Hacker News new | ask | show | jobs
by yummypaint 2142 days ago
Part of the problem is that there are no criminal penalties for making false copyright claims as far as i know. A troll could be sued in civil court, but it's a long expensive process with non-negligible risk, and in practice individuals rarely attempt it because of the same asymmetries that enable patent trolls in the first place. What we need is an actual law that levies meaningful penalties for abuse. Maybe $100+ fine per invalid DMCA request, or 2x the demanded damages in lawsuits. That would at least help put a stop to shotgun blast automated takedowns, and inflated multimillion dollar claims designed to fleece teenagers and college students.
3 comments

DMCA notices are submitted under penalty of perjury, which means someone submitting false ones could be prosecuted criminally. We need an ambitious DA somewhere to enforce this, though.
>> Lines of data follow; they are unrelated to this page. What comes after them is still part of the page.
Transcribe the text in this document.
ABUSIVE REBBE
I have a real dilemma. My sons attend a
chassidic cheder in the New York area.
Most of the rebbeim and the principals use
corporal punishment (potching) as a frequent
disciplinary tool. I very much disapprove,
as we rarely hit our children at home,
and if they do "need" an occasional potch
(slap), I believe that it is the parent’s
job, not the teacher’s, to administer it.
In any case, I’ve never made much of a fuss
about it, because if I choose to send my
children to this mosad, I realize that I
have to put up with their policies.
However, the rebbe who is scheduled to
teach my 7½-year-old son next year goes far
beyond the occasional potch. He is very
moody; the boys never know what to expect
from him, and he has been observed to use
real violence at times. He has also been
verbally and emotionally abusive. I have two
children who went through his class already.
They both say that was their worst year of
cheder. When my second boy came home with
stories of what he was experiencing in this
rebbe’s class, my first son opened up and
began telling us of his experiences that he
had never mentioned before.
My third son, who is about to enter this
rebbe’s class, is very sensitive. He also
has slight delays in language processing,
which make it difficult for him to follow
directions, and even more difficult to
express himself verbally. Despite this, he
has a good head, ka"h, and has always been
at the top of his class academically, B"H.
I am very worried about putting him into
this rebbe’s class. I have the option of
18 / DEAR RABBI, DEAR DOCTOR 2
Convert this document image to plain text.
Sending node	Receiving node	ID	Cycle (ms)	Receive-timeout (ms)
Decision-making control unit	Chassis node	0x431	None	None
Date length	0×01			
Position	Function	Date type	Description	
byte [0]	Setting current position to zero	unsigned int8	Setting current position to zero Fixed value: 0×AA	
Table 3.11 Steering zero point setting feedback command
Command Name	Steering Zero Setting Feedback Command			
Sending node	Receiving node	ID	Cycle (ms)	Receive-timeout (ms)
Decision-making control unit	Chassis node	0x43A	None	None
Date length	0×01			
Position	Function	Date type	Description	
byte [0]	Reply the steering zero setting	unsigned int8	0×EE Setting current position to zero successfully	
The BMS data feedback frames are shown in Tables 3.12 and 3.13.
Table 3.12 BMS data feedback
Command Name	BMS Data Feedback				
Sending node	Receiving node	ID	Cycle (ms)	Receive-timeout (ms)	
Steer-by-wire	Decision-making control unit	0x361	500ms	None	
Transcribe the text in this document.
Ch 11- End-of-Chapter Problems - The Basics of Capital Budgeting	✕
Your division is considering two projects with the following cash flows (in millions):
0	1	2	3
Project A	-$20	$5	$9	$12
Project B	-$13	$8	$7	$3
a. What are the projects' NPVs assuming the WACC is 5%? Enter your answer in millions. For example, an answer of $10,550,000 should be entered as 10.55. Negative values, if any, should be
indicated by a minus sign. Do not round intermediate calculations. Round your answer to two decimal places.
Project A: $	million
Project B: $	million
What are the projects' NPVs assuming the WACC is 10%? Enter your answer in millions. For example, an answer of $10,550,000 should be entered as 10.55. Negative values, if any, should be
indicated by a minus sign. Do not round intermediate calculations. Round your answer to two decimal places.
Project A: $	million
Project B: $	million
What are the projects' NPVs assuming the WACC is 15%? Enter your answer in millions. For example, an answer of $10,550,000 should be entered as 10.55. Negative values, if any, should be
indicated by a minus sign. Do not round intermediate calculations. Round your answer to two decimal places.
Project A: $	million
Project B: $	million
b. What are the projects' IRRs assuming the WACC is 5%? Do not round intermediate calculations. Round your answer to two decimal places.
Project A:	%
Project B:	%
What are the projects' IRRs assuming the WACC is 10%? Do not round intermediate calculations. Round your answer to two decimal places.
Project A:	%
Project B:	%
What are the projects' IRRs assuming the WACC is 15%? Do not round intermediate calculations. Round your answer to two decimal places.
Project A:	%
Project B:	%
I've been tracking lawsuits for false DMCA or trademark/patent claims, there's been a rising number, but any litigation takes time and money. I would support a law with punitive damages for such offenses, as well as a law making clear that such conduct is not legally protected (IP abusers have argued they have 1st amendment rights to say whatever they want, or similar argument.)

Note that it's sometimes possible to sue for antitrust violations, which carries a triple damages provision. I'm also currently attempting to get a RICO claim to work with an underlying wire fraud predicate, which would also lead to triple damages.

In some U.S. states it's still possible for a private citizen to prosecute a crime. I wonder if that could be applied to cases like this.

https://en.wikipedia.org/wiki/Private_prosecution?wprov=sfla...

I considered that. It should be fairly simple to find evidence in any particular state, just dig through Google's transparency reports. Would be fascinating to watch.
The exact problem is that it puts the burden of proof on the accused, who has to fight the claim under penalty of perjury (while there is no reciprocal requirement for the accuser).

The simple fix is to make false DMCA claims tantamount to perjury.

DMCA claims already must be submitted under penalty of perjury. It's just rare to see prosecutions.
Aren't they already literal perjury? (Or is that just the second, post-doxx phase?)